Why did iAnthus' GAAP loss widen while its revenue soared? Significantly higher spending. The company increased its head count with the MPX acquisition. It's also done a lot of internal hiring.
The adjusted EBITDA loss wasn't as bad, though. iAnthus backed out expenses related to the MPX acquisition, including advisory, professional, legal, consulting, and accounting fees, in the adjusted figure since they're not part of ongoing operational activities.
Other highlights for iAnthus' Q1 included expanding its wholesale distribution operations and hiring Neil Calvesbert as chief marketing officer. Calvesbert will focus on building the company's new national retail brand.
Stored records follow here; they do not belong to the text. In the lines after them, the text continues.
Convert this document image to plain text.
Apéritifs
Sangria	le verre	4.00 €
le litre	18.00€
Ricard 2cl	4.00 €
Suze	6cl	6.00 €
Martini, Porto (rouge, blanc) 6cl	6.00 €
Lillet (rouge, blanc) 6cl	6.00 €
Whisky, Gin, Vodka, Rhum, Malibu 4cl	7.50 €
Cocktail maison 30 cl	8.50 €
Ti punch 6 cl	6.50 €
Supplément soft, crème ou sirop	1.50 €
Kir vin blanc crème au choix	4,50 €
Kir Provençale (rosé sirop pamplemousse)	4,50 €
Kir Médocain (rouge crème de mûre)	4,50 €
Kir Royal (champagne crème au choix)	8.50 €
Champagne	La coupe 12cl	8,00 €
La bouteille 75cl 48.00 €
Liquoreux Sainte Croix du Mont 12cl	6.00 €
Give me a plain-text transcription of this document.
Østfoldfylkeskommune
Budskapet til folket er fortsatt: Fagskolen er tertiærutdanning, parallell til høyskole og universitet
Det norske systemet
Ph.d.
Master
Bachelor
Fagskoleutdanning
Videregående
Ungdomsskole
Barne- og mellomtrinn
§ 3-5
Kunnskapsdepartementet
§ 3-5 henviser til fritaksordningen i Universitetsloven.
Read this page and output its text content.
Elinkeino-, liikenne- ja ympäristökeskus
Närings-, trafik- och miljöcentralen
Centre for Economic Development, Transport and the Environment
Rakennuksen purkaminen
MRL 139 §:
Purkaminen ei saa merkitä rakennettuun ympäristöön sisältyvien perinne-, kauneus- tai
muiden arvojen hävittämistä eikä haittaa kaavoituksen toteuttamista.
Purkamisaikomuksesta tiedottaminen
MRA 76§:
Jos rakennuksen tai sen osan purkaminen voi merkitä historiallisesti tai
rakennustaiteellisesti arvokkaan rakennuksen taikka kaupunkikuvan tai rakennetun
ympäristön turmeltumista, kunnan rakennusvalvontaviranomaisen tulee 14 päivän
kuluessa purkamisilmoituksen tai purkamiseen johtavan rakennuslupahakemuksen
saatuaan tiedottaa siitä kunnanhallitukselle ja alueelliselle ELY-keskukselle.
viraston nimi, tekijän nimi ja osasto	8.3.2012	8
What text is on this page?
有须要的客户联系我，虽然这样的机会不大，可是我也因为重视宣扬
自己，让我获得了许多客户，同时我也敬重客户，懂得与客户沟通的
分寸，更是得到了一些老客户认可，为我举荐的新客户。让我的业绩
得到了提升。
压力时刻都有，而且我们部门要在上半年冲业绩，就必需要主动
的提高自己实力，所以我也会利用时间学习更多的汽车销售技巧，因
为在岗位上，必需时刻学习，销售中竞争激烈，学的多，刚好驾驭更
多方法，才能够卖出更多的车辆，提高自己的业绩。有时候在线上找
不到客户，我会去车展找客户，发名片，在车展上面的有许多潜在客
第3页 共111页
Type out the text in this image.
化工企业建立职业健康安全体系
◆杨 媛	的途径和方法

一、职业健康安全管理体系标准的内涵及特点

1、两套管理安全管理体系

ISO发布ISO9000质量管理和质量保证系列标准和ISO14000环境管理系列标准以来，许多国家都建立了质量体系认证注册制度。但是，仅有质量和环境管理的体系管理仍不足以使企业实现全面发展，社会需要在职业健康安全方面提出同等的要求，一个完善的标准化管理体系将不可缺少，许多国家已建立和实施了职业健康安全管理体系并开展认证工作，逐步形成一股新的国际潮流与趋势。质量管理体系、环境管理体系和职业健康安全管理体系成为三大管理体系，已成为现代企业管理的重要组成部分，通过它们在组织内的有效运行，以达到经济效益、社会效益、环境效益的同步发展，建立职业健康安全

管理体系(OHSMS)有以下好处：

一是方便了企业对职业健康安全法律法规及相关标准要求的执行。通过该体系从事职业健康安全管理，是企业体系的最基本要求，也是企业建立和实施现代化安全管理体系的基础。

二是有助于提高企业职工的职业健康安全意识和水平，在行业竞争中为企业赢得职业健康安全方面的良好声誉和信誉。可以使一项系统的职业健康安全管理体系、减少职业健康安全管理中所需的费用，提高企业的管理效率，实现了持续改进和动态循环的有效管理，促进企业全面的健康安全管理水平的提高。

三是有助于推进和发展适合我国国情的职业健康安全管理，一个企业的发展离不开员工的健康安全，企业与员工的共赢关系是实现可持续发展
One thing coming up that iAnthus is especially excited about is the planned opening of its first "Be." retail cannabis store in Brooklyn this fall. Other new stores will also be opened in Miami, Las Vegas, and Atlantic City. Over time, iAnthus plans to retrofit its existing stores to the "Be." branding concept.
Another big development is the company's closing of its acquisition of CBD for Life. This should boost iAnthus' sales significantly, as CBD for Life is available nationwide in the U.S. and a new premium product line and adult line will be launched this summer.